10.3 Algorithmic Bias

Machine learning models built on RWD can reproduce and amplify existing biases:

  • Biases in proxy variables: Convenient surrogates for outcomes or health needs can inadvertently encode structural inequities. For example, a widely cited study by Obermeyer et al. showed that healthcare spending was used as a proxy for health needs, but at the same risk score, Black patients were significantly sicker than White patients. Careful validation of proxies and consultation with domain experts and community members can mitigate this risk.

  • Reinforcing unequal access: Predictive algorithms trained on historical care patterns may limit access to future care for already-marginalized groups. Transparency about algorithm design, public model documentation, and impact audits can help ensure fairness.

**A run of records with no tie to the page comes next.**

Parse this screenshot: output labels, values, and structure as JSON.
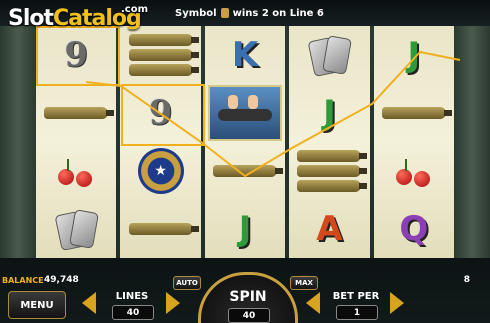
{
  "watermark": {
    "slot": "Slot",
    "catalog": "Catalog",
    "com": ".com"
  },
  "message": {
    "symbol_word": "Symbol",
    "rest": "wins 2 on Line 6"
  },
  "reels": [
    [
      "9",
      "bomb",
      "cherry",
      "dog-tags"
    ],
    [
      "bombs",
      "9",
      "emblem",
      "bomb"
    ],
    [
      "K",
      "pinup-photo",
      "bomb",
      "J"
    ],
    [
      "dog-tags",
      "J",
      "bombs",
      "A"
    ],
    [
      "J",
      "bomb",
      "cherry",
      "Q"
    ]
  ],
  "colors": {
    "accent": "#f0b020",
    "reel_bg": "#f4f1da",
    "win_line": "#f0b020"
  },
  "balance": {
    "label": "BALANCE",
    "value": "49,748"
  },
  "right_value": "8",
  "buttons": {
    "menu": "MENU",
    "auto": "AUTO",
    "max": "MAX"
  },
  "lines": {
    "label": "LINES",
    "value": "40"
  },
  "spin": {
    "label": "SPIN",
    "value": "40"
  },
  "bet_per": {
    "label": "BET PER",
    "value": "1"
  }
}
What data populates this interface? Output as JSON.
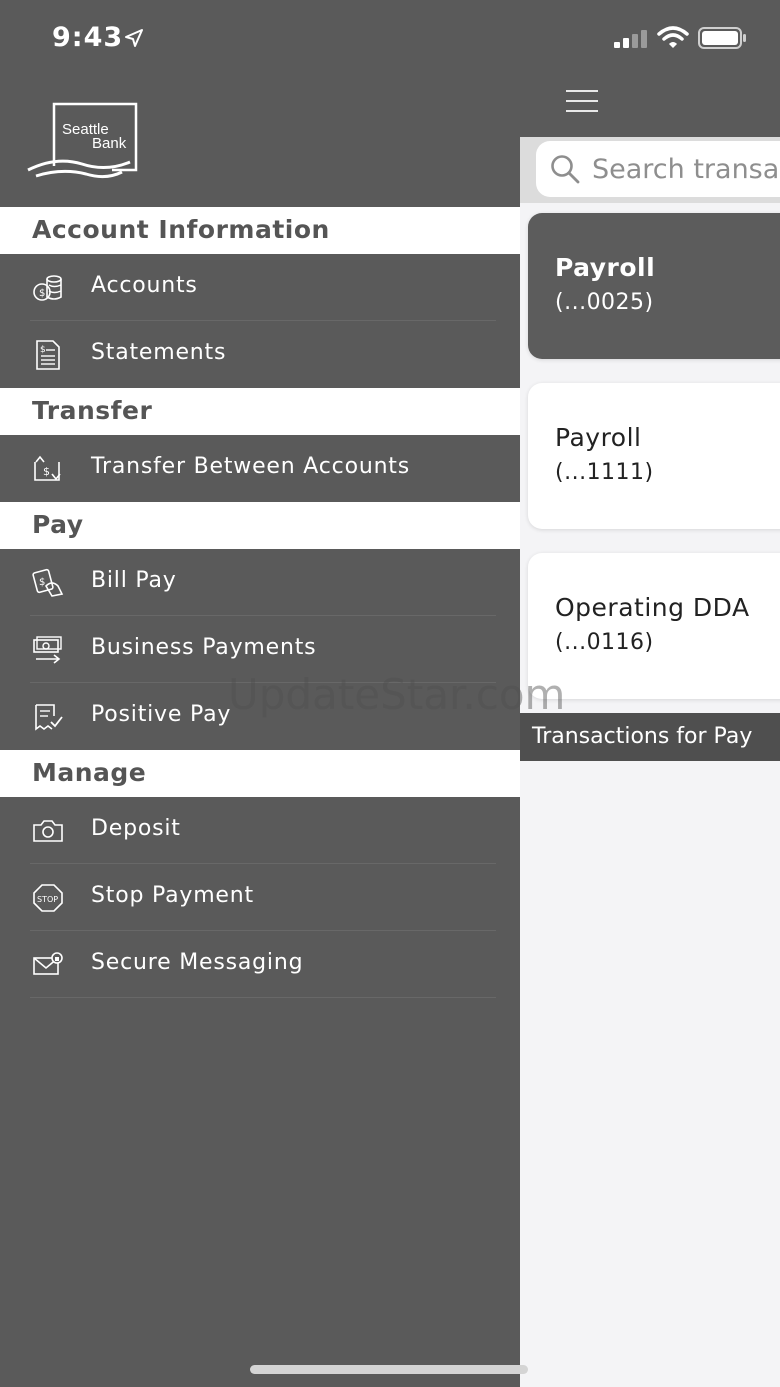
{
  "status_bar": {
    "time": "9:43"
  },
  "brand": {
    "logo_line1": "Seattle",
    "logo_line2": "Bank"
  },
  "menu": {
    "sections": [
      {
        "title": "Account Information",
        "items": [
          {
            "label": "Accounts",
            "icon": "coins-icon"
          },
          {
            "label": "Statements",
            "icon": "document-icon"
          }
        ]
      },
      {
        "title": "Transfer",
        "items": [
          {
            "label": "Transfer Between Accounts",
            "icon": "transfer-icon"
          }
        ]
      },
      {
        "title": "Pay",
        "items": [
          {
            "label": "Bill Pay",
            "icon": "bill-pay-icon"
          },
          {
            "label": "Business Payments",
            "icon": "business-payments-icon"
          },
          {
            "label": "Positive Pay",
            "icon": "positive-pay-icon"
          }
        ]
      },
      {
        "title": "Manage",
        "items": [
          {
            "label": "Deposit",
            "icon": "camera-icon"
          },
          {
            "label": "Stop Payment",
            "icon": "stop-icon"
          },
          {
            "label": "Secure Messaging",
            "icon": "envelope-icon"
          }
        ]
      }
    ]
  },
  "main": {
    "search_placeholder": "Search transa",
    "accounts": [
      {
        "name": "Payroll",
        "number": "(...0025)",
        "selected": true
      },
      {
        "name": "Payroll",
        "number": "(...1111)",
        "selected": false
      },
      {
        "name": "Operating DDA",
        "number": "(...0116)",
        "selected": false
      }
    ],
    "transactions_header": "Transactions for Pay"
  },
  "watermark": "UpdateStar.com"
}
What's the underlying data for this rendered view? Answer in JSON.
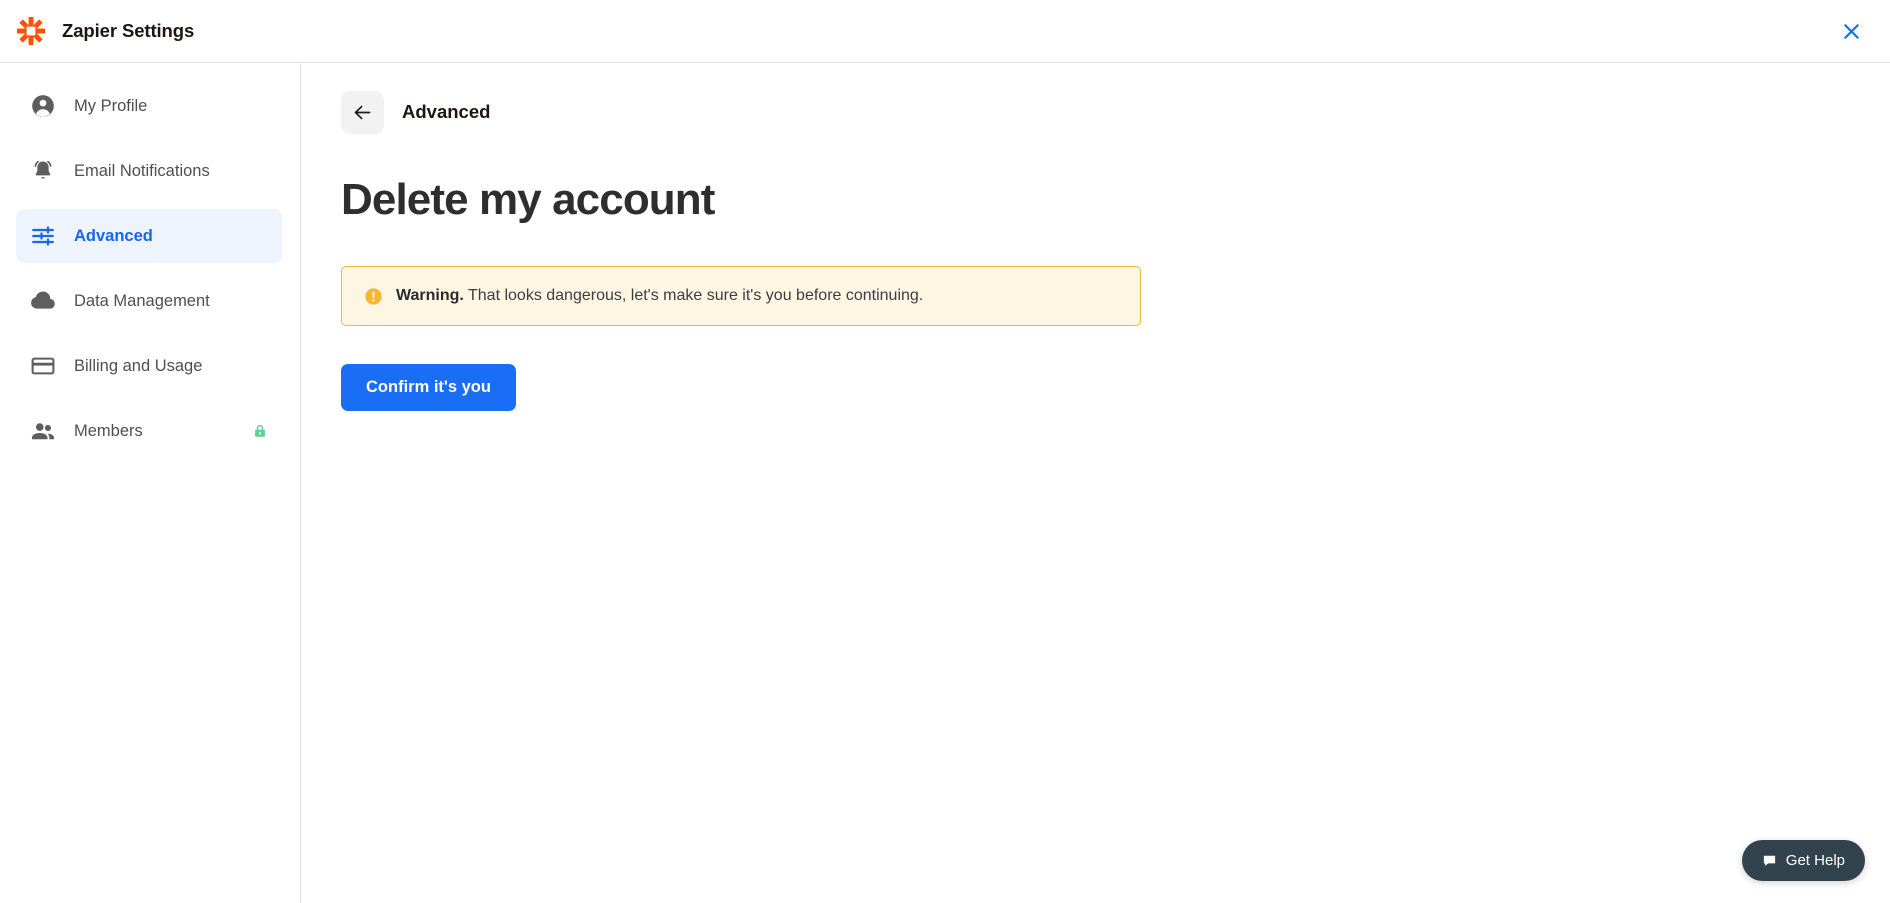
{
  "window": {
    "brand_title": "Zapier Settings",
    "logo_icon": "zapier-asterisk-icon",
    "logo_color": "#FF4F00",
    "close_icon": "close-icon",
    "close_color": "#1a6ef5"
  },
  "sidebar": {
    "items": [
      {
        "label": "My Profile",
        "icon": "account-circle-icon",
        "active": false,
        "badge": null
      },
      {
        "label": "Email Notifications",
        "icon": "notifications-active-bell-icon",
        "active": false,
        "badge": null
      },
      {
        "label": "Advanced",
        "icon": "tune-sliders-icon",
        "active": true,
        "badge": null
      },
      {
        "label": "Data Management",
        "icon": "cloud-icon",
        "active": false,
        "badge": null
      },
      {
        "label": "Billing and Usage",
        "icon": "credit-card-icon",
        "active": false,
        "badge": null
      },
      {
        "label": "Members",
        "icon": "people-group-icon",
        "active": false,
        "badge": "lock-icon"
      }
    ],
    "active_bg": "#eef4fe",
    "active_color": "#1666f0",
    "badge_color": "#5fcf93"
  },
  "main": {
    "back_icon": "arrow-left-icon",
    "breadcrumb_title": "Advanced",
    "page_title": "Delete my account",
    "alert": {
      "icon": "warning-exclamation-circle-icon",
      "icon_color": "#f5b730",
      "strong_text": "Warning.",
      "body_text": "That looks dangerous, let's make sure it's you before continuing.",
      "border_color": "#f0b93b",
      "background_color": "#fdf6e3"
    },
    "confirm_button": {
      "label": "Confirm it's you",
      "background_color": "#1a6ef5",
      "text_color": "#ffffff"
    }
  },
  "help_widget": {
    "label": "Get Help",
    "icon": "chat-bubble-icon",
    "background_color": "#32434e",
    "text_color": "#ffffff"
  }
}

10.4 Privacy and Data Protection

The sensitivity of health data raises serious privacy concerns:

  • Risk of re-identification: Even deidentified data can sometimes be re-identified, especially when combined with other data sets. This is particularly concerning for stigmatized conditions such as HIV, disability, or autism. Applying rigorous deidentification techniques (e.g., date shifting, truncation of ZIP codes) and conducting re-identification risk assessments are important safeguards.

  • Misuse by third parties: Health data could be accessed or purchased by insurers, employers, or government agencies and used to discriminate. Clear data use agreements and access policies are essential.

  • Building public trust: It is essential to foster trust through rigorous data stewardship and governance processes that are transparent and inclusive. Institutions should communicate openly about data protections and provide mechanisms for concerns or opt-outs where feasible.